After the trophy presentation
and the free cake, it was finally time to pack up our stuff and leave the field. On our way to the parking lot, Cathy came running over to me.

“Jack! That was amazing!” The exclamation points were back.

“Thanks. I just got lucky, but thanks.”

“So listen,” Cathy said, twirling her hair with her finger “we're going over to the Dirty Dog to celebrate! Baxter said it'd be fun if you wanted to come!”

OMG. The Dirty Dog had the best hot dogs and root beer floats in the entire state. And Cathy was welcoming me back into her inner circle. This was too good to be true!

But my dad was already shaking his head.

“Well, this is lousy timing. I just signed you up for that tennis clinic that starts today.”

You have GOT to be kidding me.

“What tennis clinic?”

My dad sighed. “We just talked about this yesterday! You agreed to start trying out some individual sports, so we thought we'd give tennis a try?”

Was he kidding? Since when is saying “whatever” a sign of agreement?

Nana interrupted. “Oh come on, Richard, let the boy have some fun. He just hit the game-winning home run, for God's sake.”

“It was a pop-up,” I corrected, “but thanks, Nana.”

My mom tried to compromise, as usual. “Can we just go to the Dirty Dog for a little while before tennis?”

My dad glanced at his watch. “Hmm. These lessons are pretty pricey, and every minute counts. Why don't we just go celebrate after the clinic?”

That was it. That was the moment I realized my dad would never, ever get it. I threw my glove on the ground.

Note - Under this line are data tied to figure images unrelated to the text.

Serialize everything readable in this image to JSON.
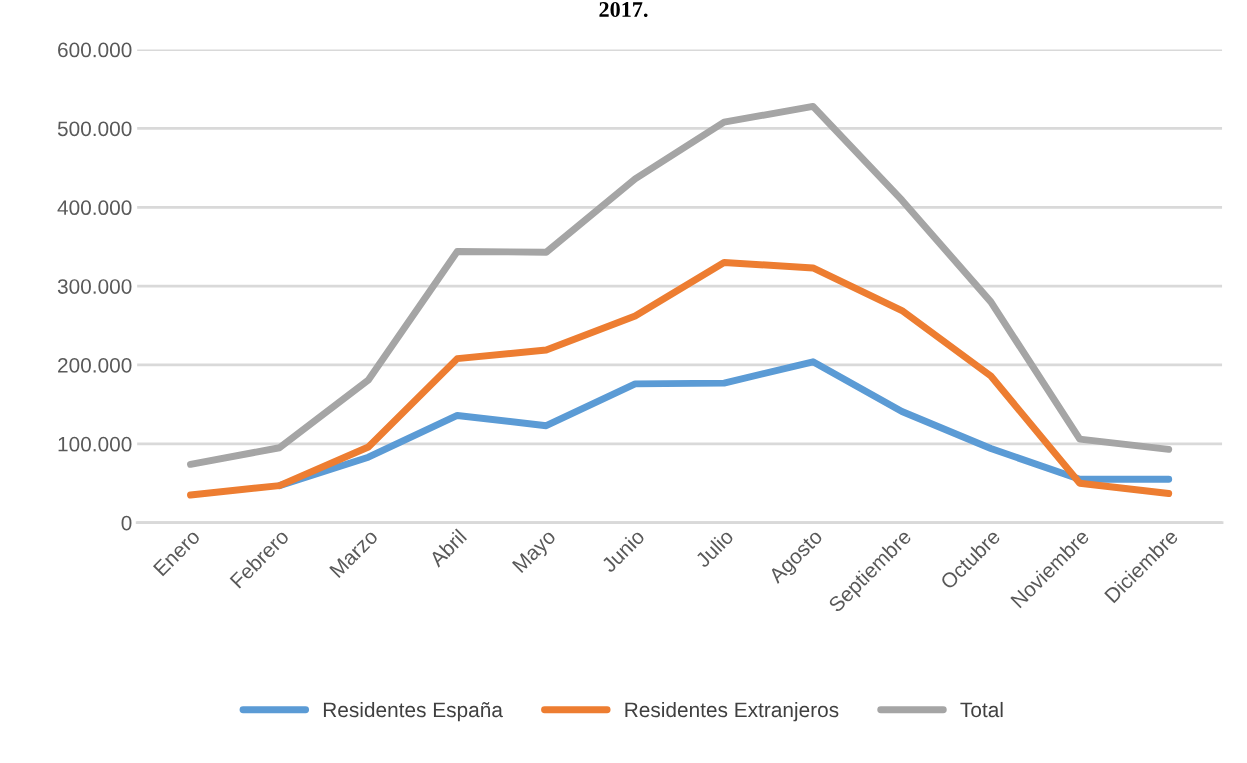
{
  "chart_data": {
    "type": "line",
    "title": "2017.",
    "categories": [
      "Enero",
      "Febrero",
      "Marzo",
      "Abril",
      "Mayo",
      "Junio",
      "Julio",
      "Agosto",
      "Septiembre",
      "Octubre",
      "Noviembre",
      "Diciembre"
    ],
    "series": [
      {
        "name": "Residentes España",
        "color": "#5b9bd5",
        "values": [
          null,
          47000,
          83000,
          136000,
          123000,
          176000,
          177000,
          204000,
          141000,
          94000,
          55000,
          55000
        ]
      },
      {
        "name": "Residentes Extranjeros",
        "color": "#ed7d31",
        "values": [
          35000,
          47000,
          96000,
          208000,
          219000,
          262000,
          330000,
          323000,
          269000,
          186000,
          50000,
          37000
        ]
      },
      {
        "name": "Total",
        "color": "#a5a5a5",
        "values": [
          74000,
          95000,
          181000,
          344000,
          343000,
          436000,
          508000,
          528000,
          409000,
          280000,
          106000,
          93000
        ]
      }
    ],
    "ylim": [
      0,
      600000
    ],
    "yticks": [
      0,
      {
        "value": 100000,
        "label": "100.000"
      },
      {
        "value": 200000,
        "label": "200.000"
      },
      {
        "value": 300000,
        "label": "300.000"
      },
      {
        "value": 400000,
        "label": "400.000"
      },
      {
        "value": 500000,
        "label": "500.000"
      },
      {
        "value": 600000,
        "label": "600.000"
      }
    ],
    "grid": "y",
    "legend": "bottom",
    "marker": "none",
    "line_style": "solid"
  }
}
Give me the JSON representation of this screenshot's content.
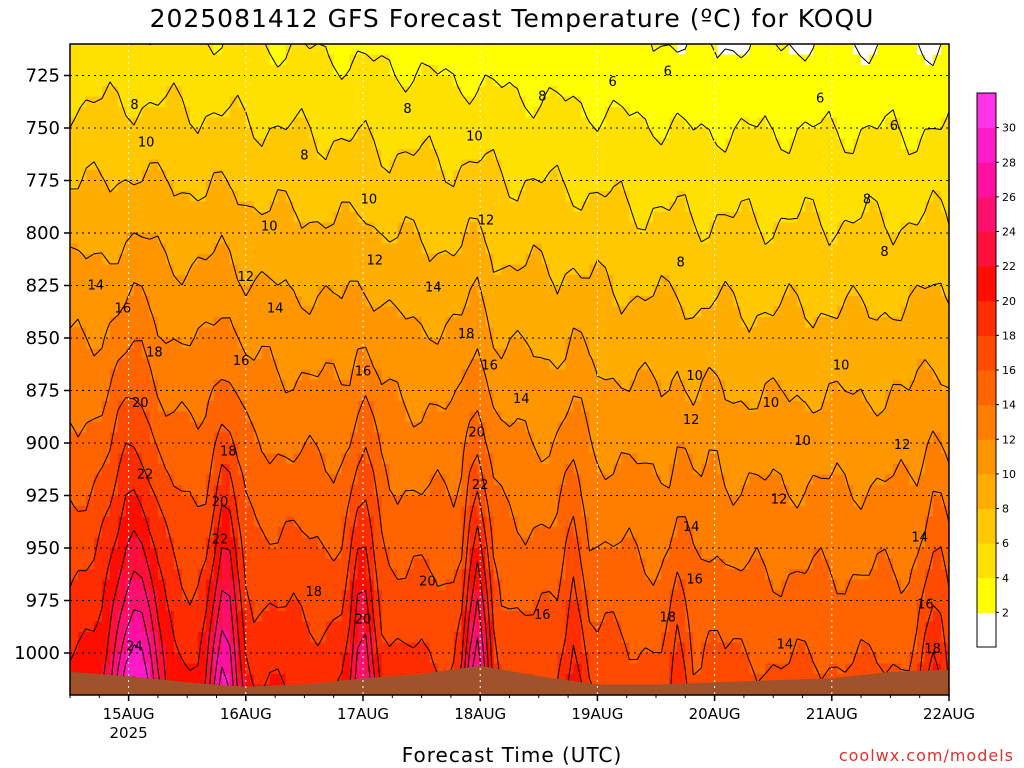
{
  "title": "2025081412 GFS Forecast Temperature (ºC) for KOQU",
  "xlabel": "Forecast Time (UTC)",
  "credit": "coolwx.com/models",
  "chart_data": {
    "type": "heatmap",
    "title": "2025081412 GFS Forecast Temperature (ºC) for KOQU",
    "xlabel": "Forecast Time (UTC)",
    "ylabel": "",
    "x_ticks": [
      "15AUG",
      "16AUG",
      "17AUG",
      "18AUG",
      "19AUG",
      "20AUG",
      "21AUG",
      "22AUG"
    ],
    "x_tick_sublabel": "2025",
    "y_ticks": [
      725,
      750,
      775,
      800,
      825,
      850,
      875,
      900,
      925,
      950,
      975,
      1000
    ],
    "y_axis_inverted": true,
    "xlim_days": [
      14.5,
      22.0
    ],
    "ylim_hpa": [
      710,
      1020
    ],
    "grid": true,
    "colorbar": {
      "ticks": [
        2,
        4,
        6,
        8,
        10,
        12,
        14,
        16,
        18,
        20,
        22,
        24,
        26,
        28,
        30
      ],
      "colors": [
        "#ffffff",
        "#ffff00",
        "#ffe100",
        "#ffc800",
        "#ffad00",
        "#ff9600",
        "#ff7e00",
        "#ff6400",
        "#ff4b00",
        "#ff2d00",
        "#ff0d00",
        "#ff0f3c",
        "#ff0f6e",
        "#ff10a0",
        "#ff1bc8",
        "#ff33ea"
      ]
    },
    "contour_labels": [
      {
        "value": 8,
        "day": 15.05,
        "p": 739
      },
      {
        "value": 8,
        "day": 16.5,
        "p": 763
      },
      {
        "value": 8,
        "day": 17.38,
        "p": 741
      },
      {
        "value": 8,
        "day": 18.53,
        "p": 735
      },
      {
        "value": 8,
        "day": 19.71,
        "p": 814
      },
      {
        "value": 8,
        "day": 21.3,
        "p": 784
      },
      {
        "value": 8,
        "day": 21.45,
        "p": 809
      },
      {
        "value": 6,
        "day": 19.13,
        "p": 728
      },
      {
        "value": 6,
        "day": 19.6,
        "p": 723
      },
      {
        "value": 6,
        "day": 20.9,
        "p": 736
      },
      {
        "value": 6,
        "day": 21.53,
        "p": 749
      },
      {
        "value": 10,
        "day": 15.15,
        "p": 757
      },
      {
        "value": 10,
        "day": 17.05,
        "p": 784
      },
      {
        "value": 10,
        "day": 16.2,
        "p": 797
      },
      {
        "value": 10,
        "day": 17.95,
        "p": 754
      },
      {
        "value": 10,
        "day": 19.83,
        "p": 868
      },
      {
        "value": 10,
        "day": 20.48,
        "p": 881
      },
      {
        "value": 10,
        "day": 20.75,
        "p": 899
      },
      {
        "value": 10,
        "day": 21.08,
        "p": 863
      },
      {
        "value": 12,
        "day": 16.0,
        "p": 821
      },
      {
        "value": 12,
        "day": 17.1,
        "p": 813
      },
      {
        "value": 12,
        "day": 18.05,
        "p": 794
      },
      {
        "value": 12,
        "day": 19.8,
        "p": 889
      },
      {
        "value": 12,
        "day": 20.55,
        "p": 927
      },
      {
        "value": 12,
        "day": 21.6,
        "p": 901
      },
      {
        "value": 14,
        "day": 14.72,
        "p": 825
      },
      {
        "value": 14,
        "day": 16.25,
        "p": 836
      },
      {
        "value": 14,
        "day": 17.6,
        "p": 826
      },
      {
        "value": 14,
        "day": 18.35,
        "p": 879
      },
      {
        "value": 14,
        "day": 19.8,
        "p": 940
      },
      {
        "value": 14,
        "day": 20.6,
        "p": 996
      },
      {
        "value": 14,
        "day": 21.75,
        "p": 945
      },
      {
        "value": 16,
        "day": 14.95,
        "p": 836
      },
      {
        "value": 16,
        "day": 15.96,
        "p": 861
      },
      {
        "value": 16,
        "day": 17.0,
        "p": 866
      },
      {
        "value": 16,
        "day": 18.08,
        "p": 863
      },
      {
        "value": 16,
        "day": 18.53,
        "p": 982
      },
      {
        "value": 16,
        "day": 19.83,
        "p": 965
      },
      {
        "value": 16,
        "day": 21.8,
        "p": 977
      },
      {
        "value": 18,
        "day": 15.22,
        "p": 857
      },
      {
        "value": 18,
        "day": 15.85,
        "p": 904
      },
      {
        "value": 18,
        "day": 16.58,
        "p": 971
      },
      {
        "value": 18,
        "day": 17.88,
        "p": 848
      },
      {
        "value": 18,
        "day": 19.6,
        "p": 983
      },
      {
        "value": 18,
        "day": 21.86,
        "p": 998
      },
      {
        "value": 20,
        "day": 15.1,
        "p": 881
      },
      {
        "value": 20,
        "day": 15.78,
        "p": 928
      },
      {
        "value": 20,
        "day": 17.0,
        "p": 984
      },
      {
        "value": 20,
        "day": 17.55,
        "p": 966
      },
      {
        "value": 20,
        "day": 17.97,
        "p": 895
      },
      {
        "value": 22,
        "day": 15.14,
        "p": 915
      },
      {
        "value": 22,
        "day": 15.78,
        "p": 946
      },
      {
        "value": 22,
        "day": 18.0,
        "p": 920
      },
      {
        "value": 24,
        "day": 15.05,
        "p": 997
      }
    ]
  }
}
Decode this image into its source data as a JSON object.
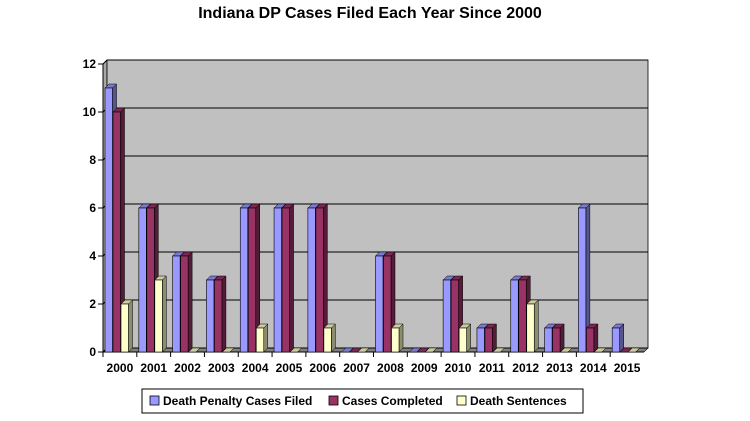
{
  "chart_data": {
    "type": "bar",
    "title": "Indiana DP Cases Filed Each Year Since 2000",
    "xlabel": "",
    "ylabel": "",
    "categories": [
      "2000",
      "2001",
      "2002",
      "2003",
      "2004",
      "2005",
      "2006",
      "2007",
      "2008",
      "2009",
      "2010",
      "2011",
      "2012",
      "2013",
      "2014",
      "2015"
    ],
    "series": [
      {
        "name": "Death Penalty Cases Filed",
        "color": "#9a99ff",
        "values": [
          11,
          6,
          4,
          3,
          6,
          6,
          6,
          0,
          4,
          0,
          3,
          1,
          3,
          1,
          6,
          1
        ]
      },
      {
        "name": "Cases Completed",
        "color": "#993366",
        "values": [
          10,
          6,
          4,
          3,
          6,
          6,
          6,
          0,
          4,
          0,
          3,
          1,
          3,
          1,
          1,
          0
        ]
      },
      {
        "name": "Death Sentences",
        "color": "#ffffcc",
        "values": [
          2,
          3,
          0,
          0,
          1,
          0,
          1,
          0,
          1,
          0,
          1,
          0,
          2,
          0,
          0,
          0
        ]
      }
    ],
    "ylim": [
      0,
      12
    ],
    "yticks": [
      0,
      2,
      4,
      6,
      8,
      10,
      12
    ],
    "grid": true,
    "legend_position": "bottom",
    "plot_background": "#c0c0c0"
  }
}
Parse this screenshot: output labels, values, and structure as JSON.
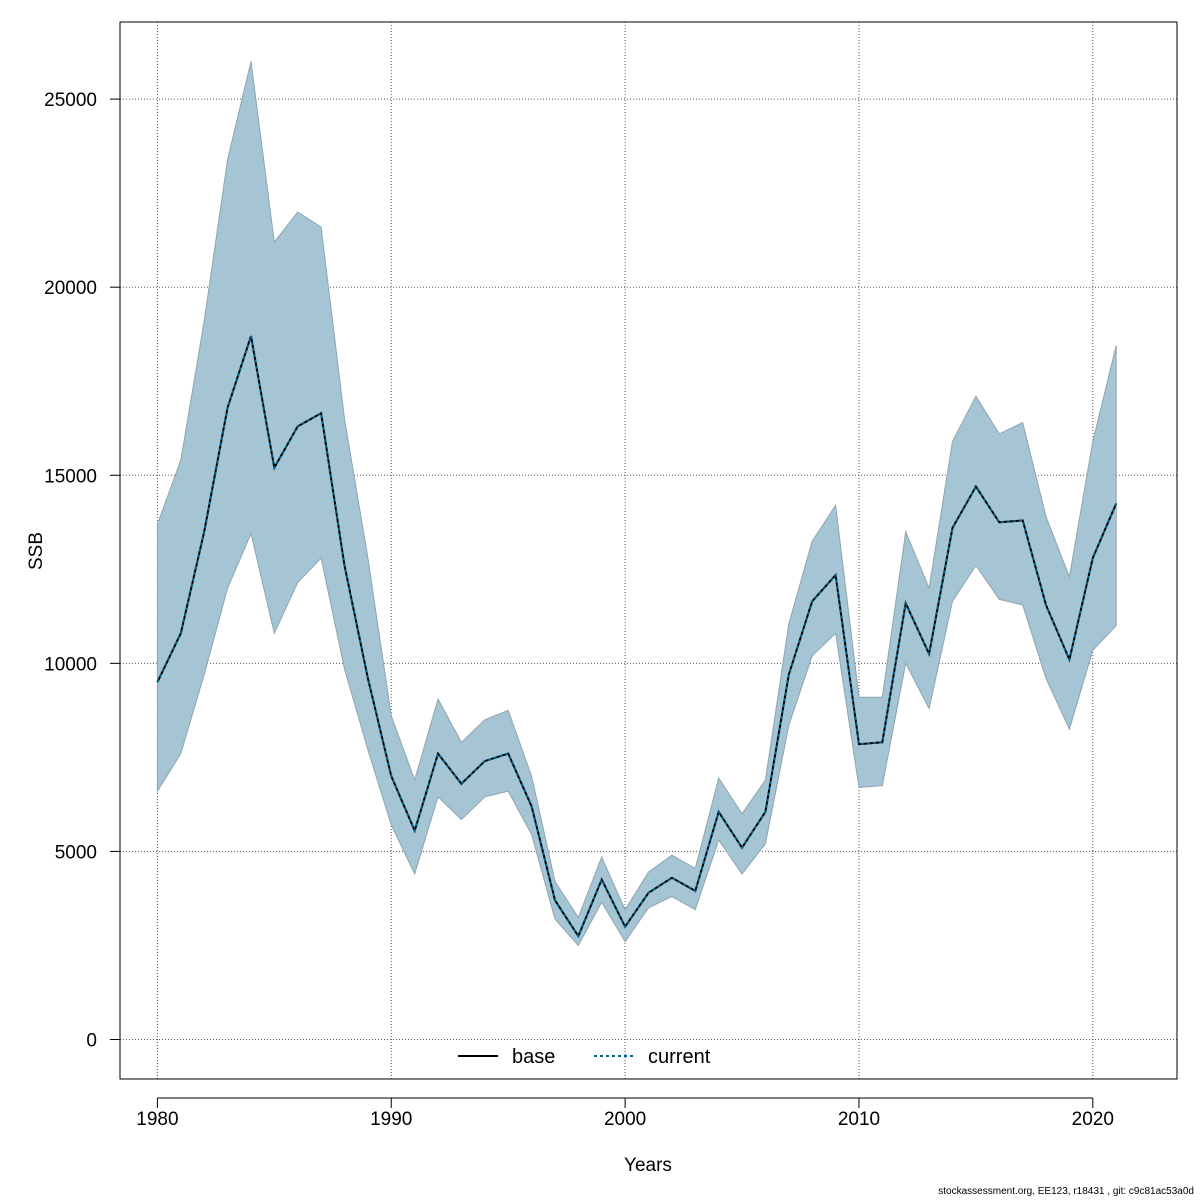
{
  "chart_data": {
    "type": "line",
    "title": "",
    "xlabel": "Years",
    "ylabel": "SSB",
    "xlim": [
      1978.4,
      2023.6
    ],
    "ylim": [
      -1050,
      27050
    ],
    "x_ticks": [
      1980,
      1990,
      2000,
      2010,
      2020
    ],
    "y_ticks": [
      0,
      5000,
      10000,
      15000,
      20000,
      25000
    ],
    "grid": true,
    "legend_position": "bottom-center",
    "x": [
      1980,
      1981,
      1982,
      1983,
      1984,
      1985,
      1986,
      1987,
      1988,
      1989,
      1990,
      1991,
      1992,
      1993,
      1994,
      1995,
      1996,
      1997,
      1998,
      1999,
      2000,
      2001,
      2002,
      2003,
      2004,
      2005,
      2006,
      2007,
      2008,
      2009,
      2010,
      2011,
      2012,
      2013,
      2014,
      2015,
      2016,
      2017,
      2018,
      2019,
      2020,
      2021
    ],
    "series": [
      {
        "name": "base",
        "line_style": "solid",
        "color": "#000000",
        "values": [
          9500,
          10800,
          13500,
          16800,
          18700,
          15200,
          16300,
          16650,
          12600,
          9600,
          7000,
          5550,
          7600,
          6800,
          7400,
          7600,
          6200,
          3700,
          2750,
          4250,
          3000,
          3900,
          4300,
          3950,
          6050,
          5100,
          6050,
          9700,
          11650,
          12350,
          7850,
          7900,
          11600,
          10250,
          13600,
          14700,
          13750,
          13800,
          11550,
          10100,
          12800,
          14250
        ]
      },
      {
        "name": "current",
        "line_style": "dotted",
        "color": "#00618a",
        "values": [
          9500,
          10800,
          13500,
          16800,
          18700,
          15200,
          16300,
          16650,
          12600,
          9600,
          7000,
          5550,
          7600,
          6800,
          7400,
          7600,
          6200,
          3700,
          2750,
          4250,
          3000,
          3900,
          4300,
          3950,
          6050,
          5100,
          6050,
          9700,
          11650,
          12350,
          7850,
          7900,
          11600,
          10250,
          13600,
          14700,
          13750,
          13800,
          11550,
          10100,
          12800,
          14250
        ]
      }
    ],
    "confidence_band": {
      "upper": [
        13700,
        15400,
        19100,
        23400,
        26000,
        21200,
        22000,
        21600,
        16500,
        12800,
        8600,
        6900,
        9050,
        7900,
        8500,
        8750,
        7000,
        4200,
        3250,
        4850,
        3450,
        4450,
        4900,
        4550,
        6950,
        6000,
        6900,
        11050,
        13250,
        14200,
        9100,
        9100,
        13500,
        12000,
        15900,
        17100,
        16100,
        16400,
        13900,
        12300,
        15900,
        18450
      ],
      "lower": [
        6600,
        7600,
        9700,
        12000,
        13450,
        10800,
        12150,
        12800,
        9850,
        7700,
        5700,
        4400,
        6450,
        5850,
        6450,
        6600,
        5450,
        3200,
        2500,
        3650,
        2600,
        3500,
        3800,
        3450,
        5300,
        4400,
        5200,
        8350,
        10200,
        10800,
        6700,
        6750,
        10000,
        8800,
        11650,
        12600,
        11700,
        11550,
        9600,
        8250,
        10350,
        11000
      ],
      "color": "#a5c4d4"
    },
    "footnote": "stockassessment.org, EE123, r18431 , git: c9c81ac53a0d"
  }
}
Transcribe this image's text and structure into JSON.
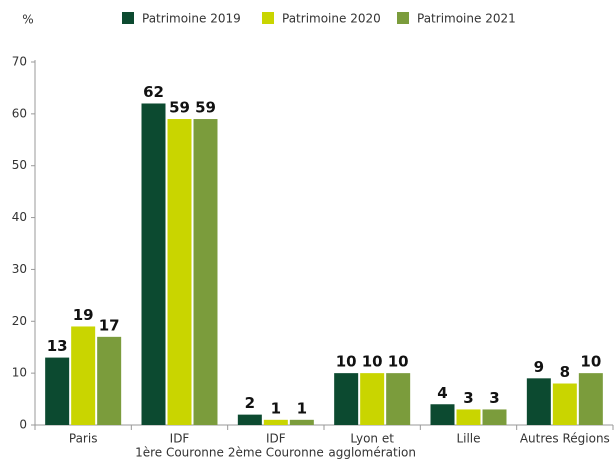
{
  "chart_data": {
    "type": "bar",
    "y_label": "%",
    "categories": [
      [
        "Paris"
      ],
      [
        "IDF",
        "1ère Couronne"
      ],
      [
        "IDF",
        "2ème Couronne"
      ],
      [
        "Lyon et",
        "agglomération"
      ],
      [
        "Lille"
      ],
      [
        "Autres Régions"
      ]
    ],
    "series": [
      {
        "name": "Patrimoine 2019",
        "color": "#0c4a30",
        "values": [
          13,
          62,
          2,
          10,
          4,
          9
        ]
      },
      {
        "name": "Patrimoine 2020",
        "color": "#c9d500",
        "values": [
          19,
          59,
          1,
          10,
          3,
          8
        ]
      },
      {
        "name": "Patrimoine 2021",
        "color": "#7b9c3c",
        "values": [
          17,
          59,
          1,
          10,
          3,
          10
        ]
      }
    ],
    "ylim": [
      0,
      70
    ],
    "yticks": [
      0,
      10,
      20,
      30,
      40,
      50,
      60,
      70
    ],
    "legend": "top"
  }
}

“THE POINT IS NOT TO CELEBRATE AFTER THE CLINIC! THE POINT IS TO CELEBRATE WITH MY
TEAMMATES
! THE POINT IS TO HAVE FUN LIKE A
NORMAL
KID!”

Wow. I wasn't sure where that came from. I'd never really lost it like that before.

It felt good.

“And I don't like tennis,” I added softly.

No one said a word. Everyone in the whole parking lot was staring at me, waiting to see what I'd do next.
I
was waiting to see what I'd do next.

But it turned out I wasn't quite brave enough to take a stand against my father.

(Yet.)

So after a minute, I picked up my glove and walked over to the Billows's car.

“I can't go, but thanks anyway.”

“No problem,” said Cathy, who looked at me as if I were a different, more dangerous person.

Baxter smacked my arm. “Great hit, dude.”

“Thanks.”

I walked back over and got in our car. I didn't look at anyone.

The only one who dared to speak was Nana.

“I don't like tennis, either,” she said. “I prefer golf.”

 

14

 

The day after
my baseball triumph-turned-disaster, I found myself Leo-less at lunch (he was out sick) and looking for a place to sit. The only open spot was next to Lucy Fleck.

“Can I sit here?” I asked.

Lucy was staring at some weird healthy food thing that her crazy mom probably made her eat. “Yes.”

We ate in silence for a few minutes. Then suddenly she said, “Congratulations on your game-winning hit yesterday.”

I nearly dropped my fish stick. “You heard about that?”

“Yes. Everyone's talking about it.”

“Well, cool, thanks. It wasn't really a hit, though. I got kind of lucky.”

She managed to look at me a little. “You made contact in a crucial situation. You put the ball in play, which is the main thing. After that, the burden falls to the team in the field, and as we all know, anything can happen in Little League. You did your job. Well done.”

I looked at her, thinking: Who IS this person?